La Maison-Blanche se prépare à imposer un blocus pétrolier au Venezuela en vue d’un changement de régime

Le pétrolier iranien Forest est ancré au large du quai de la raffinerie El Palito, près de Puerto Cabello, au Venezuela, le mardi 29 septembre 2020. [AP Photo/Juan Carlos Hernandez]

Après la saisie par les États-Unis d'un pétrolier au large des côtes vénézuéliennes mercredi, l'administration Trump s'est engagée à intensifier sa campagne de piraterie contre le gouvernement du président vénézuélien Nicolás Maduro.

Reuters a rapporté jeudi que l'administration se préparait à saisir d'autres pétroliers, citant six sources proches du dossier. L'agence de presse a rapporté que « les États-Unis ont dressé une liste de plusieurs autres pétroliers sanctionnés en vue d'une éventuelle saisie » et que « le ministère américain de la Justice et la Sécurité intérieure planifiaient ces saisies depuis des mois ».

« D'autres interventions directes des États-Unis sont attendues dans les semaines à venir », a ajouté Reuters.

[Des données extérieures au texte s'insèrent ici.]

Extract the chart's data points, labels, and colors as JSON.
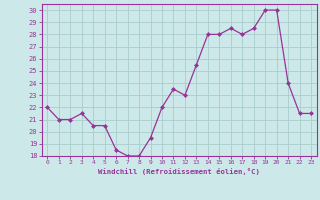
{
  "x": [
    0,
    1,
    2,
    3,
    4,
    5,
    6,
    7,
    8,
    9,
    10,
    11,
    12,
    13,
    14,
    15,
    16,
    17,
    18,
    19,
    20,
    21,
    22,
    23
  ],
  "y": [
    22,
    21,
    21,
    21.5,
    20.5,
    20.5,
    18.5,
    18,
    18,
    19.5,
    22,
    23.5,
    23,
    25.5,
    28,
    28,
    28.5,
    28,
    28.5,
    30,
    30,
    24,
    21.5,
    21.5
  ],
  "line_color": "#993399",
  "marker_color": "#993399",
  "bg_color": "#cce8e8",
  "grid_color": "#aacccc",
  "xlabel": "Windchill (Refroidissement éolien,°C)",
  "ylim": [
    18,
    30.5
  ],
  "xlim": [
    -0.5,
    23.5
  ],
  "yticks": [
    18,
    19,
    20,
    21,
    22,
    23,
    24,
    25,
    26,
    27,
    28,
    29,
    30
  ],
  "xticks": [
    0,
    1,
    2,
    3,
    4,
    5,
    6,
    7,
    8,
    9,
    10,
    11,
    12,
    13,
    14,
    15,
    16,
    17,
    18,
    19,
    20,
    21,
    22,
    23
  ],
  "color": "#993399"
}
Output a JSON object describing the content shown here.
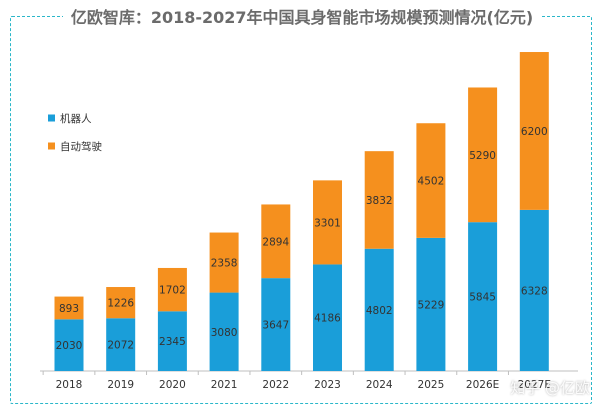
{
  "chart_data": {
    "type": "bar",
    "stacked": true,
    "title": "亿欧智库：2018-2027年中国具身智能市场规模预测情况(亿元)",
    "categories": [
      "2018",
      "2019",
      "2020",
      "2021",
      "2022",
      "2023",
      "2024",
      "2025",
      "2026E",
      "2027E"
    ],
    "series": [
      {
        "name": "机器人",
        "color": "#1a9ed9",
        "values": [
          2030,
          2072,
          2345,
          3080,
          3647,
          4186,
          4802,
          5229,
          5845,
          6328
        ]
      },
      {
        "name": "自动驾驶",
        "color": "#f5901e",
        "values": [
          893,
          1226,
          1702,
          2358,
          2894,
          3301,
          3832,
          4502,
          5290,
          6200
        ]
      }
    ],
    "ylim": [
      0,
      13000
    ],
    "legend_position": "left",
    "grid": false
  },
  "watermark": "知乎 @亿欧"
}
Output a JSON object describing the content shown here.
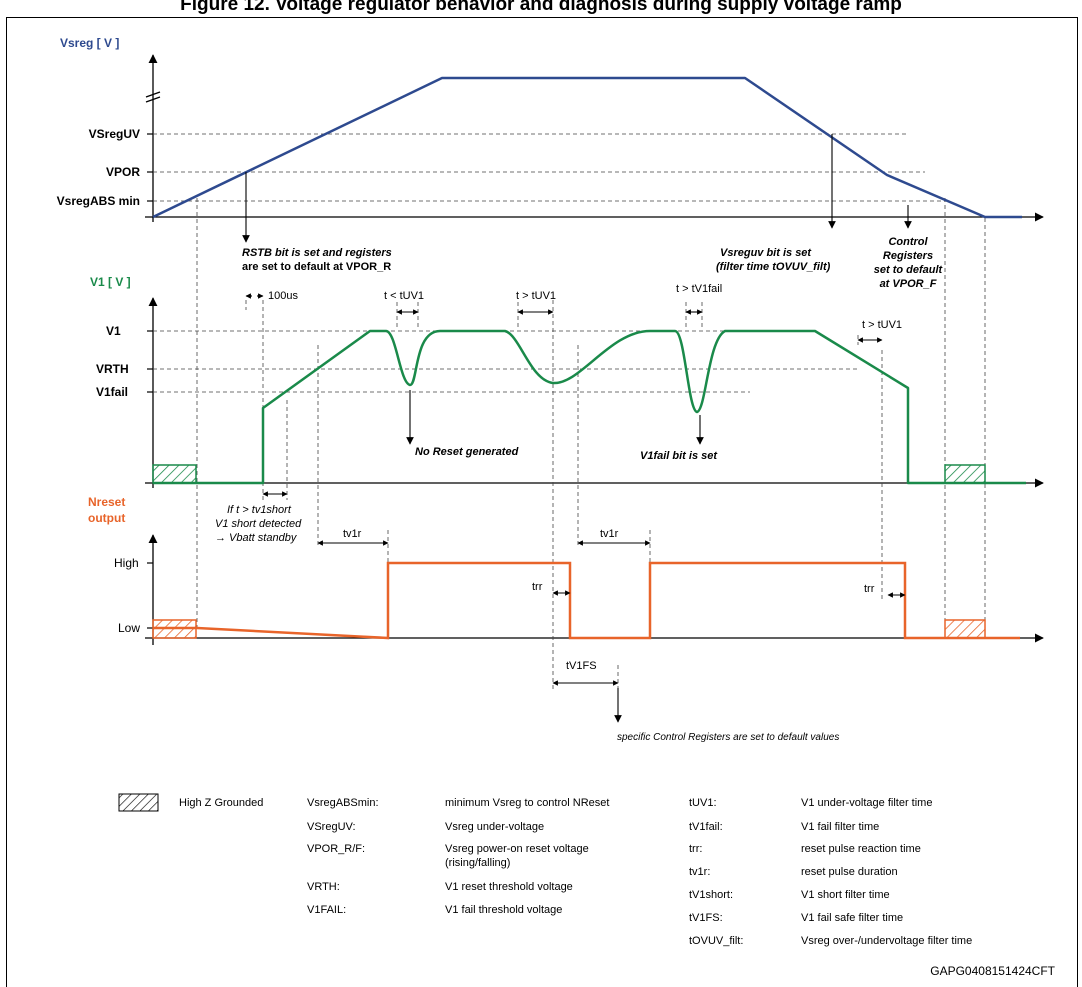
{
  "title": "Figure 12. Voltage regulator behavior and diagnosis during supply voltage ramp",
  "colors": {
    "vsreg": "#2e4a8f",
    "v1": "#1a8a4a",
    "nreset": "#e8642a",
    "grid": "#555555"
  },
  "vsreg": {
    "axis_label": "Vsreg [ V ]",
    "levels": [
      "VSregUV",
      "VPOR",
      "VsregABS min"
    ]
  },
  "v1": {
    "axis_label": "V1 [ V ]",
    "levels": [
      "V1",
      "VRTH",
      "V1fail"
    ]
  },
  "nreset": {
    "axis_label_1": "Nreset",
    "axis_label_2": "output",
    "levels": [
      "High",
      "Low"
    ]
  },
  "annotations": {
    "rstb_1": "RSTB bit is set and registers",
    "rstb_2": "are set to default at VPOR_R",
    "vsreguv_1": "Vsreguv bit is set",
    "vsreguv_2": "(filter time tOVUV_filt)",
    "ctrl_1": "Control",
    "ctrl_2": "Registers",
    "ctrl_3": "set to default",
    "ctrl_4": "at VPOR_F",
    "t100us": "100us",
    "t_lt_tuv1": "t < tUV1",
    "t_gt_tuv1_a": "t > tUV1",
    "t_gt_tv1fail": "t > tV1fail",
    "t_gt_tuv1_b": "t > tUV1",
    "no_reset": "No Reset generated",
    "v1fail_set": "V1fail bit is set",
    "short_1": "If t > tv1short",
    "short_2": "V1 short detected",
    "short_3": "→ Vbatt standby",
    "tv1r_a": "tv1r",
    "tv1r_b": "tv1r",
    "trr_a": "trr",
    "trr_b": "trr",
    "tv1fs": "tV1FS",
    "specific": "specific Control Registers are set to default values"
  },
  "legend": {
    "highz": "High Z Grounded",
    "col1": [
      {
        "term": "VsregABSmin:",
        "desc": "minimum Vsreg to control NReset"
      },
      {
        "term": "VSregUV:",
        "desc": "Vsreg under-voltage"
      },
      {
        "term": "VPOR_R/F:",
        "desc": "Vsreg power-on reset voltage",
        "desc2": "(rising/falling)"
      },
      {
        "term": "VRTH:",
        "desc": "V1 reset threshold voltage"
      },
      {
        "term": "V1FAIL:",
        "desc": "V1 fail threshold voltage"
      }
    ],
    "col2": [
      {
        "term": "tUV1:",
        "desc": "V1 under-voltage filter time"
      },
      {
        "term": "tV1fail:",
        "desc": "V1 fail filter time"
      },
      {
        "term": "trr:",
        "desc": "reset pulse reaction time"
      },
      {
        "term": "tv1r:",
        "desc": "reset pulse duration"
      },
      {
        "term": "tV1short:",
        "desc": "V1 short filter time"
      },
      {
        "term": "tV1FS:",
        "desc": "V1 fail safe filter time"
      },
      {
        "term": "tOVUV_filt:",
        "desc": "Vsreg over-/undervoltage filter time"
      }
    ]
  },
  "figure_id": "GAPG0408151424CFT"
}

La porte-parole de la Maison-Blanche, Karoline Leavitt, a effectivement confirmé jeudi les informations de Reuters. « Nous n'allons pas rester les bras croisés et regarder des navires sanctionnés naviguer sur les mers avec du pétrole provenant du marché noir, dont les recettes alimenteront le narcoterrorisme de régimes voyous et illégitimes à travers le monde », a déclaré Leavitt aux journalistes. Elle a confirmé que le pétrolier saisi était conduit vers un port américain, où les autorités ont l'intention de confisquer sa cargaison d'environ 1,1 million de barils de pétrole brut vénézuélien, d'une valeur d'environ 78 millions de dollars.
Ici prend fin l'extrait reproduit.